Trustee Advisor. A commonly used technique is to name a trustee advisor. A trustee advisor can advise the trustee without actually making decisions. In most cases, the independent trustee will rely on the trust advisor for advice concerning distributions, to ensure that proposed distributions are not improper.
The trustee advisor’s role is to review the financial records of the trust and to meet with the trustee and the family to ensure that the trust is being administered smoothly. He or she serves as a neutral third party with regard to disputes between the trustee and the beneficiary. More appropriately the trustee advisor can be given the power to remove or replace a trustee. A trustee advisor can be one person or a committee or two or three people.
It is often appropriate for the parent of the person with a disability to serve as one of the trustee advisors. The appointment of the trustee advisor gives the family a sense of participation, which gives them a comfort level necessary to accomplish the appointment of an independent trustee.
Trust Advisory Committee. Another solution to the problem of grantors and beneficiaries feeling uncomfortable with strangers, such as banks and financial institutions, is the establishment of a Trust Advisory Committee (“TAC”). The document can be designed so that the bank or financial institution is the trustee, but a separate TAC is appointed for purposes of advising the trustee as to distributions.

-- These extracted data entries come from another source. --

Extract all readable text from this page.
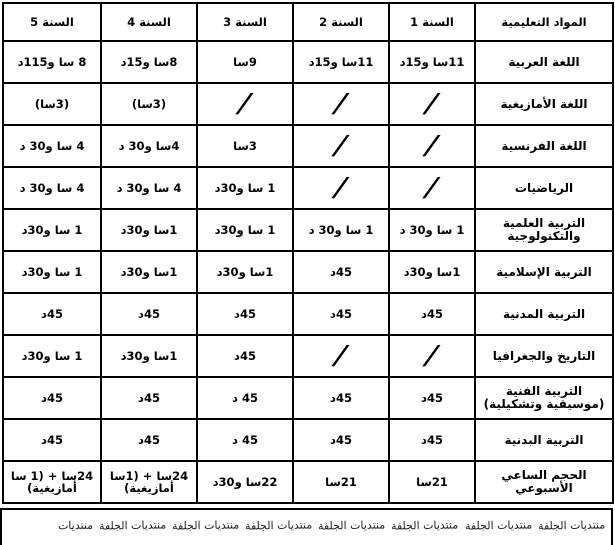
المواد التعليمية	السنة 1	السنة 2	السنة 3	السنة 4	السنة 5
اللغة العربية	11سا و15د	11سا و15د	9سا	8سا و15د	8 سا و115د
اللغة الأمازيغية	/	/	/	(3سا)	(3سا)
اللغة الفرنسية	/	/	3سا	4سا و30 د	4 سا و30 د
الرياضيات	/	/	1 سا و30د	4 سا و30 د	4 سا و30 د
التربية العلمية والتكنولوجية	1 سا و30 د	1 سا و30 د	1 سا و30د	1سا و30د	1 سا و30د
التربية الإسلامية	1سا و30د	45د	1سا و30د	1سا و30د	1 سا و30د
التربية المدنية	45د	45د	45د	45د	45د
التاريخ والجغرافيا	/	/	45د	1سا و30د	1 سا و30د
التربية الفنية (موسيقية وتشكيلية)	45د	45د	45 د	45د	45د
التربية البدنية	45د	45د	45 د	45د	45د
الحجم الساعي الأسبوعي	21سا	21سا	22سا و30د	24سا + (1سا أمازيغية)	24سا + (1 سا أمازيغية)
منتديات الجلفةمنتديات الجلفةمنتديات الجلفةمنتديات الجلفةمنتديات الجلفةمنتديات الجلفةمنتديات الجلفةمنتديات
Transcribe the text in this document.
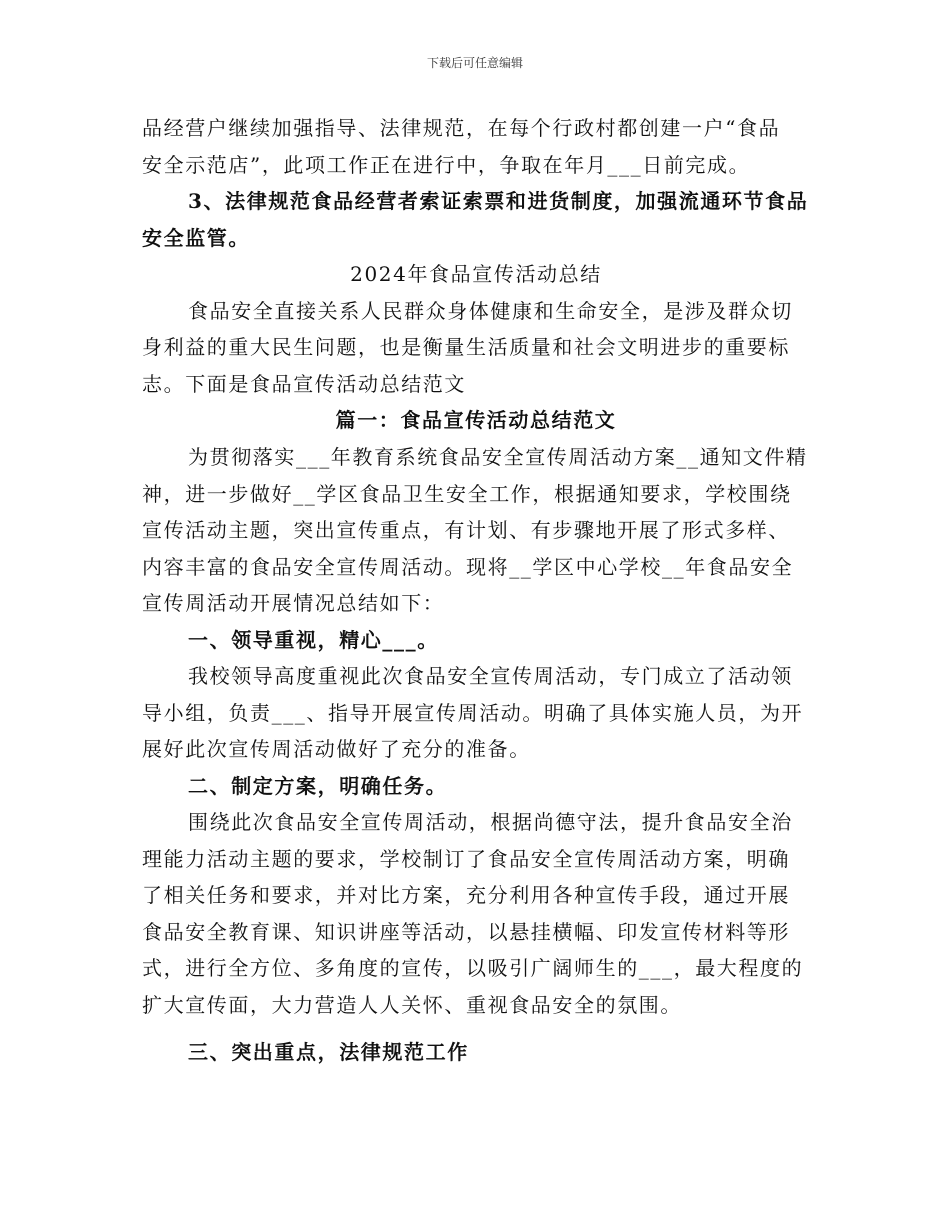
下载后可任意编辑
品经营户继续加强指导、法律规范，在每个行政村都创建一户“食品
安全示范店”，此项工作正在进行中，争取在年月___日前完成。
3、法律规范食品经营者索证索票和进货制度，加强流通环节食品
安全监管。
2024年食品宣传活动总结
食品安全直接关系人民群众身体健康和生命安全，是涉及群众切
身利益的重大民生问题，也是衡量生活质量和社会文明进步的重要标
志。下面是食品宣传活动总结范文
篇一：食品宣传活动总结范文
为贯彻落实___年教育系统食品安全宣传周活动方案__通知文件精
神，进一步做好__学区食品卫生安全工作，根据通知要求，学校围绕
宣传活动主题，突出宣传重点，有计划、有步骤地开展了形式多样、
内容丰富的食品安全宣传周活动。现将__学区中心学校__年食品安全
宣传周活动开展情况总结如下：
一、领导重视，精心___。
我校领导高度重视此次食品安全宣传周活动，专门成立了活动领
导小组，负责___、指导开展宣传周活动。明确了具体实施人员，为开
展好此次宣传周活动做好了充分的准备。
二、制定方案，明确任务。
围绕此次食品安全宣传周活动，根据尚德守法，提升食品安全治
理能力活动主题的要求，学校制订了食品安全宣传周活动方案，明确
了相关任务和要求，并对比方案，充分利用各种宣传手段，通过开展
食品安全教育课、知识讲座等活动，以悬挂横幅、印发宣传材料等形
式，进行全方位、多角度的宣传，以吸引广阔师生的___，最大程度的
扩大宣传面，大力营造人人关怀、重视食品安全的氛围。
三、突出重点，法律规范工作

The TAC may consist of three to five individuals, which may include a parent or other family member, an attorney, a social worker, a care manager, an accountant, a nurse, a physician, or any combination thereof. The TAC can even be given authority to remove and replace the professional trustee. Where both parents serve as members of the TAC, it is common to have them divide one vote.
Trust Protector. A trust protector is another device to protect the beneficiary and to make the family feel comfortable in dealing with a professional trustee. The trust protector is given the authority to review the actions of the trustee and to remove and replace the trustee where appropriate. It is difficult to find a person willing to serve as trust protector because of potential liability.